The connection between them, in the first play Hospice which is 30 years old, it's between a mother and a daughter and the daughter is 30 years old. Then in Pointing At The Moon, which is brand new, we catch up with that same daughter, but 30 years later. So now she's 60.

That's an incredible span of time.

Yeah but I've always liked the characters in Hospice. The mother in Hospice dies but for the daughter, I found myself asking, 'What would she be like at this point in time?' So I thought, how would she have come through those 30 years, what would she be like now. So it was really fun to just revisit someone and keep the character true to what I wrote when she was 30 and to look at what that character would have developed into.

That's a great challenge to you as a writer to revisit and relive what you wrote three decades ago.
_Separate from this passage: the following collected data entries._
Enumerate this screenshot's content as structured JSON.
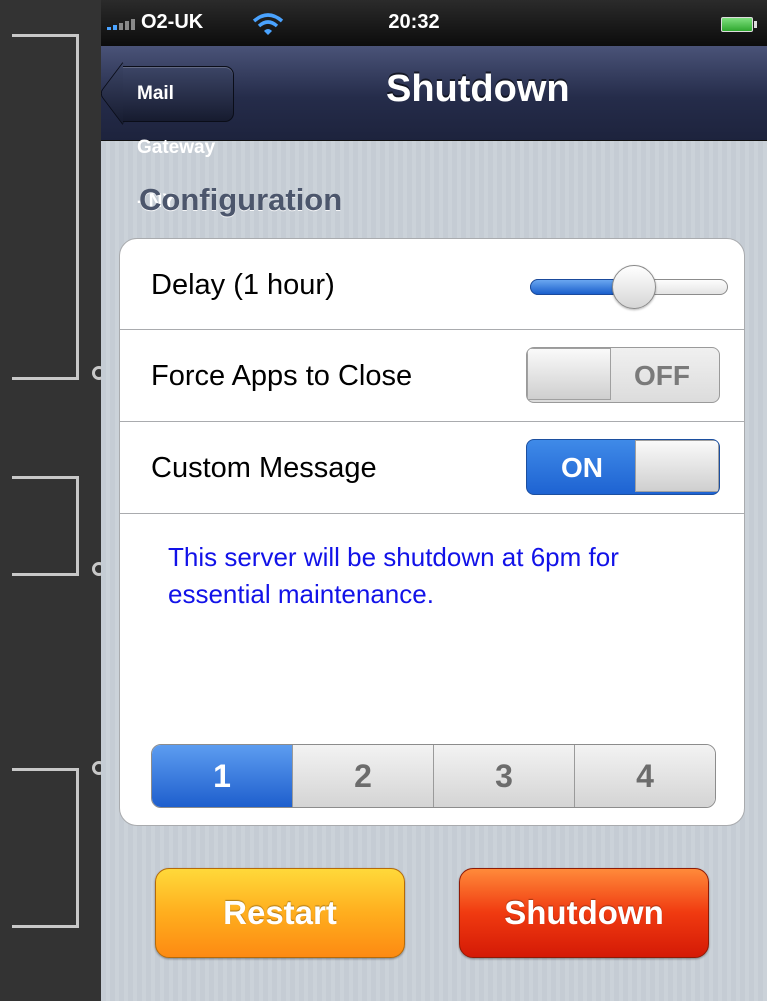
{
  "status_bar": {
    "carrier": "O2-UK",
    "time": "20:32",
    "icons": [
      "signal-icon",
      "wifi-icon",
      "battery-icon"
    ]
  },
  "nav_bar": {
    "back_label": "Mail Gateway - NY",
    "title": "Shutdown"
  },
  "section": {
    "header": "Configuration"
  },
  "settings": {
    "delay": {
      "label": "Delay (1 hour)",
      "slider_fraction": 0.52
    },
    "force_apps": {
      "label": "Force Apps to Close",
      "state": "OFF"
    },
    "custom_message": {
      "label": "Custom Message",
      "state": "ON"
    },
    "message_text": "This server will be shutdown at 6pm for essential maintenance."
  },
  "segments": {
    "options": [
      "1",
      "2",
      "3",
      "4"
    ],
    "selected_index": 0
  },
  "buttons": {
    "restart": "Restart",
    "shutdown": "Shutdown"
  },
  "colors": {
    "nav_bar": "#252c4a",
    "accent_blue": "#1e63d2",
    "message_text": "#1212e8",
    "restart": "#ffae1e",
    "shutdown": "#f03a10"
  }
}
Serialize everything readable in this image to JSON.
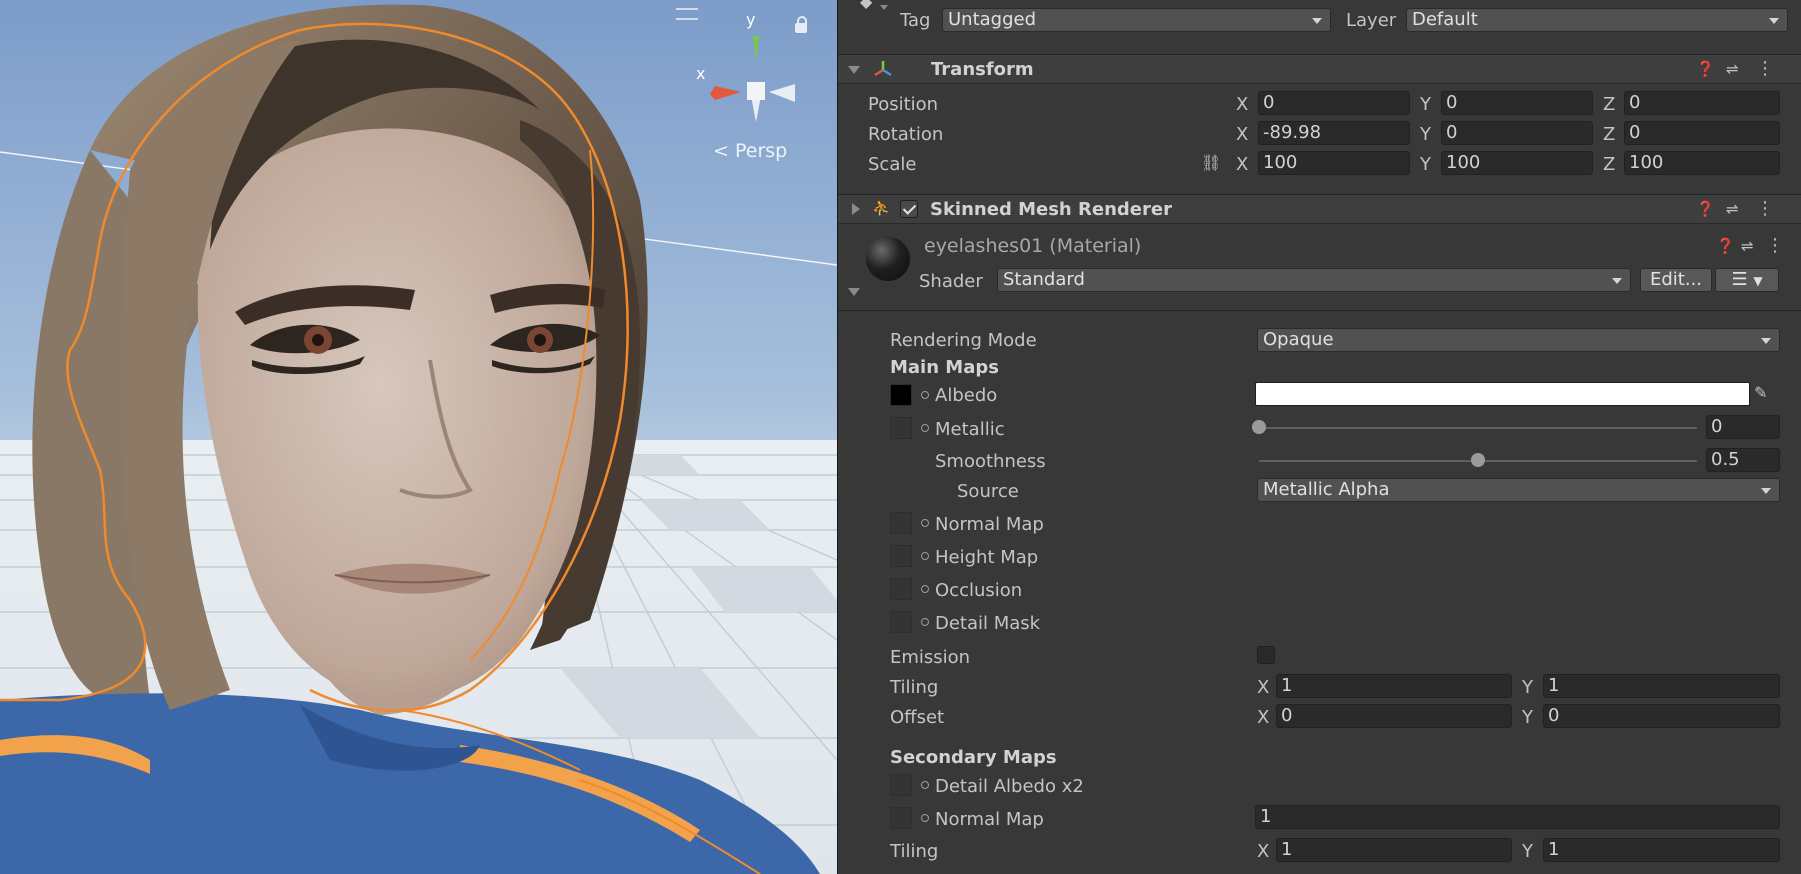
{
  "scene": {
    "gizmo_y_label": "y",
    "gizmo_x_label": "x",
    "projection_label": "Persp"
  },
  "inspector": {
    "tag_label": "Tag",
    "tag_value": "Untagged",
    "layer_label": "Layer",
    "layer_value": "Default",
    "transform": {
      "title": "Transform",
      "rows": [
        {
          "label": "Position",
          "x": "0",
          "y": "0",
          "z": "0"
        },
        {
          "label": "Rotation",
          "x": "-89.98",
          "y": "0",
          "z": "0"
        },
        {
          "label": "Scale",
          "x": "100",
          "y": "100",
          "z": "100"
        }
      ],
      "axis_x": "X",
      "axis_y": "Y",
      "axis_z": "Z"
    },
    "skinned_mesh": {
      "title": "Skinned Mesh Renderer",
      "enabled": true
    },
    "material": {
      "name": "eyelashes01 (Material)",
      "shader_label": "Shader",
      "shader_value": "Standard",
      "edit_button": "Edit...",
      "rendering_mode_label": "Rendering Mode",
      "rendering_mode_value": "Opaque",
      "main_maps_label": "Main Maps",
      "albedo_label": "Albedo",
      "albedo_color": "#ffffff",
      "metallic_label": "Metallic",
      "metallic_value": "0",
      "metallic_fraction": 0,
      "smoothness_label": "Smoothness",
      "smoothness_value": "0.5",
      "smoothness_fraction": 0.5,
      "source_label": "Source",
      "source_value": "Metallic Alpha",
      "normal_map_label": "Normal Map",
      "height_map_label": "Height Map",
      "occlusion_label": "Occlusion",
      "detail_mask_label": "Detail Mask",
      "emission_label": "Emission",
      "emission_enabled": false,
      "tiling_label": "Tiling",
      "tiling_x": "1",
      "tiling_y": "1",
      "offset_label": "Offset",
      "offset_x": "0",
      "offset_y": "0",
      "axis_x": "X",
      "axis_y": "Y",
      "secondary_maps_label": "Secondary Maps",
      "detail_albedo_label": "Detail Albedo x2",
      "secondary_normal_label": "Normal Map",
      "secondary_normal_value": "1",
      "secondary_tiling_label": "Tiling",
      "secondary_tiling_x": "1",
      "secondary_tiling_y": "1"
    }
  }
}
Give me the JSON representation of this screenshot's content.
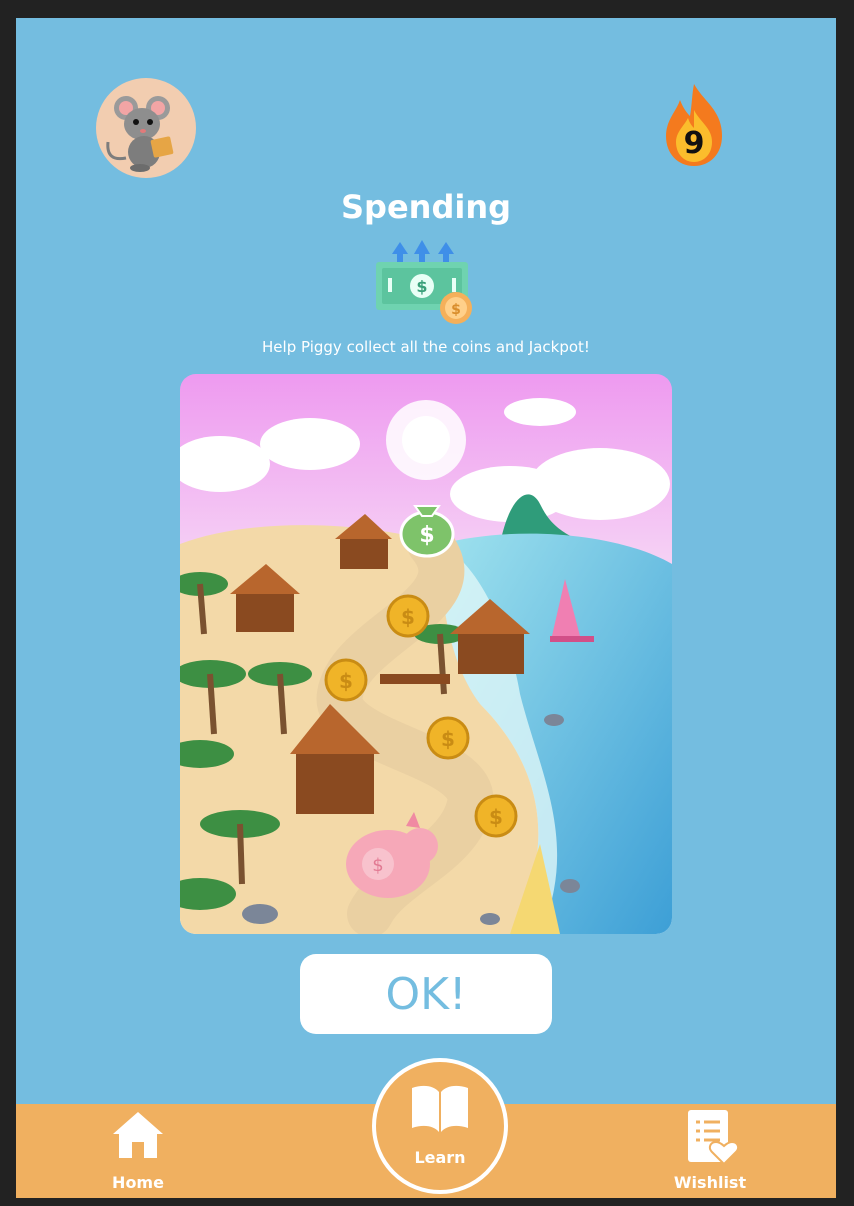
{
  "header": {
    "avatar_alt": "mouse-avatar",
    "streak_count": "9"
  },
  "main": {
    "title": "Spending",
    "subtitle": "Help Piggy collect all the coins and Jackpot!",
    "ok_label": "OK!"
  },
  "nav": {
    "home_label": "Home",
    "learn_label": "Learn",
    "wishlist_label": "Wishlist"
  },
  "colors": {
    "background": "#74bde0",
    "navbar": "#f0b060",
    "button_text": "#74bde0"
  }
}
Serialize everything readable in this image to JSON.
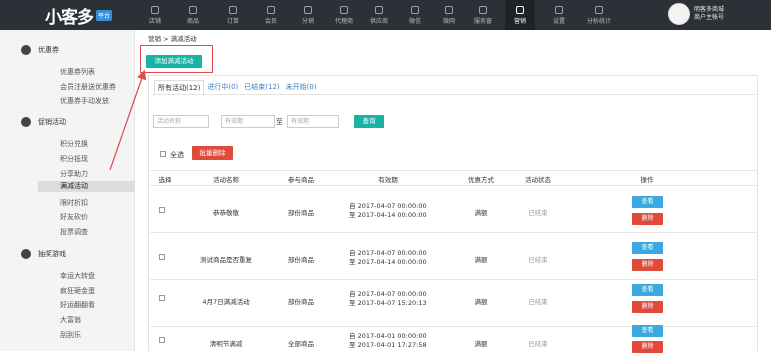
{
  "app": {
    "logo": "小客多",
    "logo_badge": "平台"
  },
  "topnav": [
    {
      "label": "店铺",
      "icon": "store-icon"
    },
    {
      "label": "商品",
      "icon": "goods-icon"
    },
    {
      "label": "订单",
      "icon": "order-icon"
    },
    {
      "label": "会员",
      "icon": "member-icon"
    },
    {
      "label": "分销",
      "icon": "distribution-icon"
    },
    {
      "label": "代理商",
      "icon": "agent-icon"
    },
    {
      "label": "供应商",
      "icon": "supplier-icon"
    },
    {
      "label": "微信",
      "icon": "wechat-icon"
    },
    {
      "label": "微网",
      "icon": "microsite-icon"
    },
    {
      "label": "服务窗",
      "icon": "service-window-icon"
    },
    {
      "label": "营销",
      "icon": "marketing-icon"
    },
    {
      "label": "设置",
      "icon": "settings-icon"
    },
    {
      "label": "分析统计",
      "icon": "analytics-icon"
    }
  ],
  "user": {
    "line1": "明客多商城",
    "line2": "商户主帐号"
  },
  "sidebar": {
    "groups": [
      {
        "title": "优惠券",
        "icon": "coupon-icon",
        "items": [
          "优惠券列表",
          "会员注册送优惠券",
          "优惠券手动发放"
        ]
      },
      {
        "title": "促销活动",
        "icon": "promotion-icon",
        "items": [
          "积分兑换",
          "积分抵现",
          "分享助力",
          "满减活动",
          "限时折扣",
          "好友砍价",
          "投票调查"
        ]
      },
      {
        "title": "抽奖游戏",
        "icon": "lottery-icon",
        "items": [
          "幸运大转盘",
          "疯狂砸金蛋",
          "好运翻翻看",
          "大富翁",
          "刮刮乐"
        ]
      }
    ]
  },
  "breadcrumb": "营销 > 满减活动",
  "add_button": "添加满减活动",
  "tabs": [
    "所有活动(12)",
    "进行中(0)",
    "已结束(12)",
    "未开始(0)"
  ],
  "filters": {
    "name_placeholder": "活动名称",
    "from_placeholder": "有效期",
    "to_label": "至",
    "to_placeholder": "有效期",
    "search_button": "查询"
  },
  "select_all": "全选",
  "bulk_delete": "批量删除",
  "table": {
    "headers": [
      "选择",
      "活动名称",
      "参与商品",
      "有效期",
      "优惠方式",
      "活动状态",
      "操作"
    ],
    "rows": [
      {
        "name": "恭恭敬敬",
        "goods": "部份商品",
        "from": "自 2017-04-07 00:00:00",
        "to": "至 2017-04-14 00:00:00",
        "type": "满额",
        "status": "已结束"
      },
      {
        "name": "测试商品是否重复",
        "goods": "部份商品",
        "from": "自 2017-04-07 00:00:00",
        "to": "至 2017-04-14 00:00:00",
        "type": "满额",
        "status": "已结束"
      },
      {
        "name": "4月7日满减活动",
        "goods": "部份商品",
        "from": "自 2017-04-07 00:00:00",
        "to": "至 2017-04-07 15:20:13",
        "type": "满额",
        "status": "已结束"
      },
      {
        "name": "清明节满减",
        "goods": "全部商品",
        "from": "自 2017-04-01 00:00:00",
        "to": "至 2017-04-01 17:27:58",
        "type": "满额",
        "status": "已结束"
      }
    ],
    "view_label": "查看",
    "delete_label": "删除"
  }
}
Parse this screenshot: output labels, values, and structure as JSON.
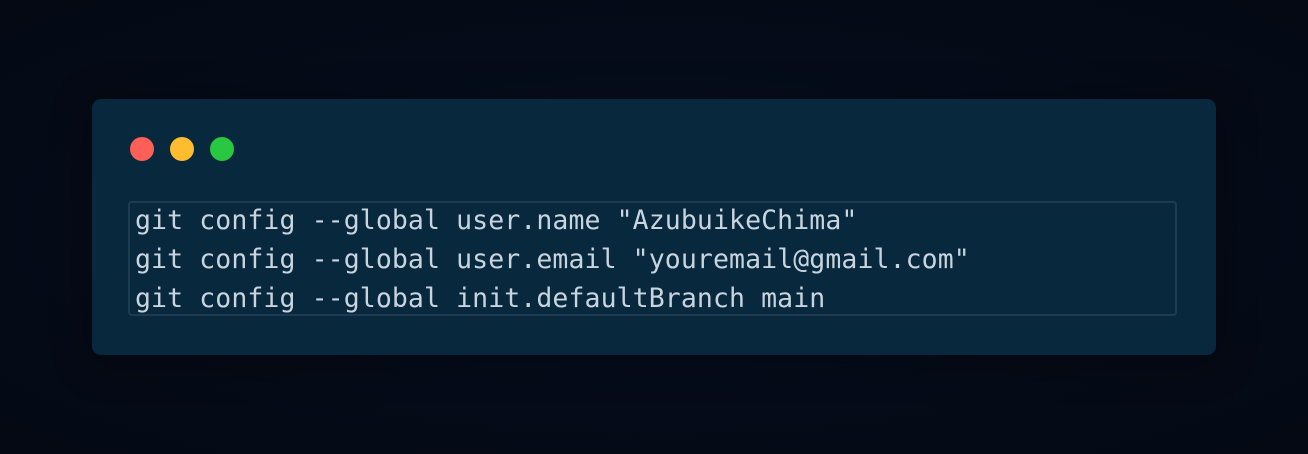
{
  "window": {
    "controls": [
      {
        "name": "close-dot",
        "color": "#ff5f57"
      },
      {
        "name": "minimize-dot",
        "color": "#febc2e"
      },
      {
        "name": "maximize-dot",
        "color": "#28c840"
      }
    ]
  },
  "code": {
    "lines": [
      "git config --global user.name \"AzubuikeChima\"",
      "git config --global user.email \"youremail@gmail.com\"",
      "git config --global init.defaultBranch main"
    ]
  },
  "colors": {
    "page_background": "#050b18",
    "window_background": "#08283e",
    "code_text": "#c8d4de",
    "code_border": "#1d3c52"
  }
}
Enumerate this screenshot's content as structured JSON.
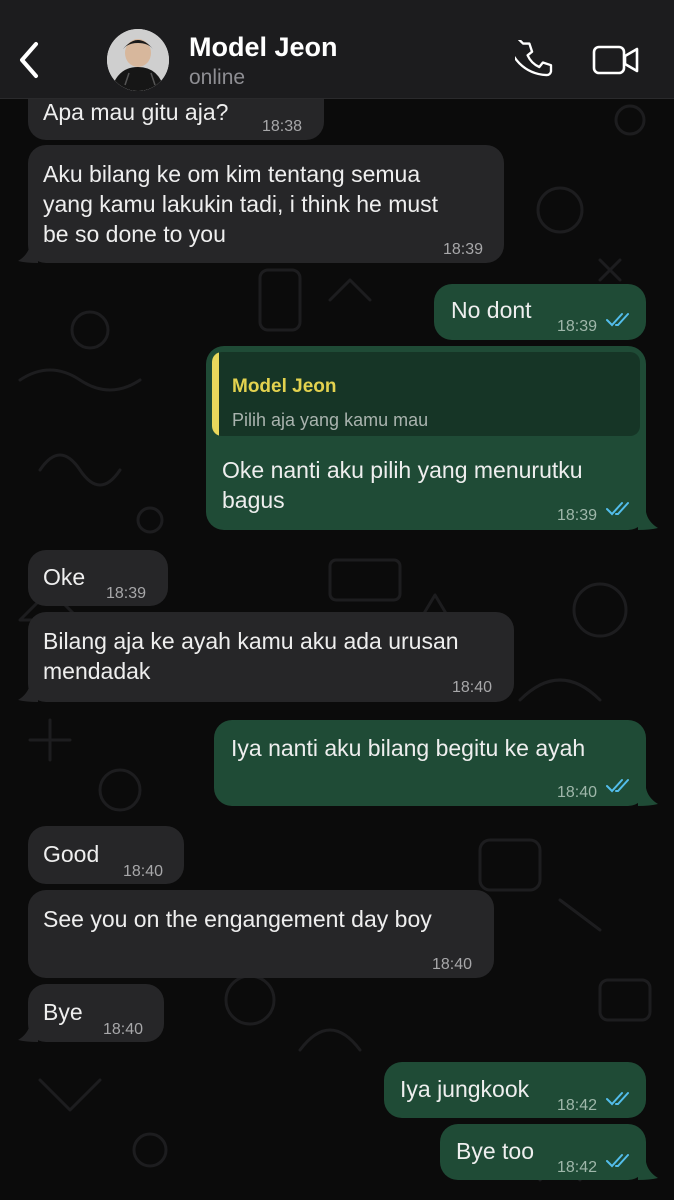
{
  "header": {
    "back_icon": "chevron-left-icon",
    "contact_name": "Model Jeon",
    "status": "online",
    "call_icon": "phone-icon",
    "video_icon": "video-camera-icon"
  },
  "colors": {
    "incoming_bubble": "#262628",
    "outgoing_bubble": "#1f4b36",
    "quote_accent": "#e3d24f",
    "read_ticks": "#53bdeb"
  },
  "messages": [
    {
      "direction": "in",
      "text_lines": [
        "Apa mau gitu aja?"
      ],
      "time": "18:38"
    },
    {
      "direction": "in",
      "text_lines": [
        "Aku bilang ke om kim tentang semua",
        "yang kamu lakukin tadi, i think he must",
        "be so done to you"
      ],
      "time": "18:39"
    },
    {
      "direction": "out",
      "text_lines": [
        "No dont"
      ],
      "time": "18:39",
      "read": true
    },
    {
      "direction": "out",
      "reply_to": {
        "name": "Model Jeon",
        "text": "Pilih aja yang kamu mau"
      },
      "text_lines": [
        "Oke nanti aku pilih yang menurutku",
        "bagus"
      ],
      "time": "18:39",
      "read": true
    },
    {
      "direction": "in",
      "text_lines": [
        "Oke"
      ],
      "time": "18:39"
    },
    {
      "direction": "in",
      "text_lines": [
        "Bilang aja ke ayah kamu aku ada urusan",
        "mendadak"
      ],
      "time": "18:40"
    },
    {
      "direction": "out",
      "text_lines": [
        "Iya nanti aku bilang begitu ke ayah"
      ],
      "time": "18:40",
      "read": true
    },
    {
      "direction": "in",
      "text_lines": [
        "Good"
      ],
      "time": "18:40"
    },
    {
      "direction": "in",
      "text_lines": [
        "See you on the engangement day boy"
      ],
      "time": "18:40"
    },
    {
      "direction": "in",
      "text_lines": [
        "Bye"
      ],
      "time": "18:40"
    },
    {
      "direction": "out",
      "text_lines": [
        "Iya jungkook"
      ],
      "time": "18:42",
      "read": true
    },
    {
      "direction": "out",
      "text_lines": [
        "Bye too"
      ],
      "time": "18:42",
      "read": true
    }
  ]
}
It is. You don't want to dishonor what you wrote before and change it. When I thought about this, I read the older play a number of times to make sure there was something there I wanted to pursue. I was still fascinated with the character. She didn't get to talk much, because her mother was very talkative. So in this one she gets to have much more time to be the central focus of the piece.

How much of this is from your own experience?

Well, I wrote the first one when my own mother had passed away. Then I was trying to think about mothers and daughters and how we want our mothers to tell us the secrets of being a woman. For this one, she's reacting much more to what's going on around her in the world today. So it still holds up for me. The women in the cast are wonderful and the director is also great, so it's like going into rehearsal with friends, so that's a treat for me.

Are you hands on during rehearsals?

For a new piece, if I'm in town, I always like to be there to be a part of it to make sure it is what I thought it was. Then I can do any editing that needs to happen. I'm trying to give the most complete script I possibly can, so then if there's changes, it'll be minimal. What I'm always excited by is what they do with what I've written. It's my belief that a person's play or any piece of writing needs to be one person's writing from page one until the end. The beauty of a great play is that it's one person's vision. I love Tennessee Williams and I love Ibsen and with them, it's like, it's my play, it's my vision and if you don't like it, that's fine, but it's not 20 people trying to tell a story.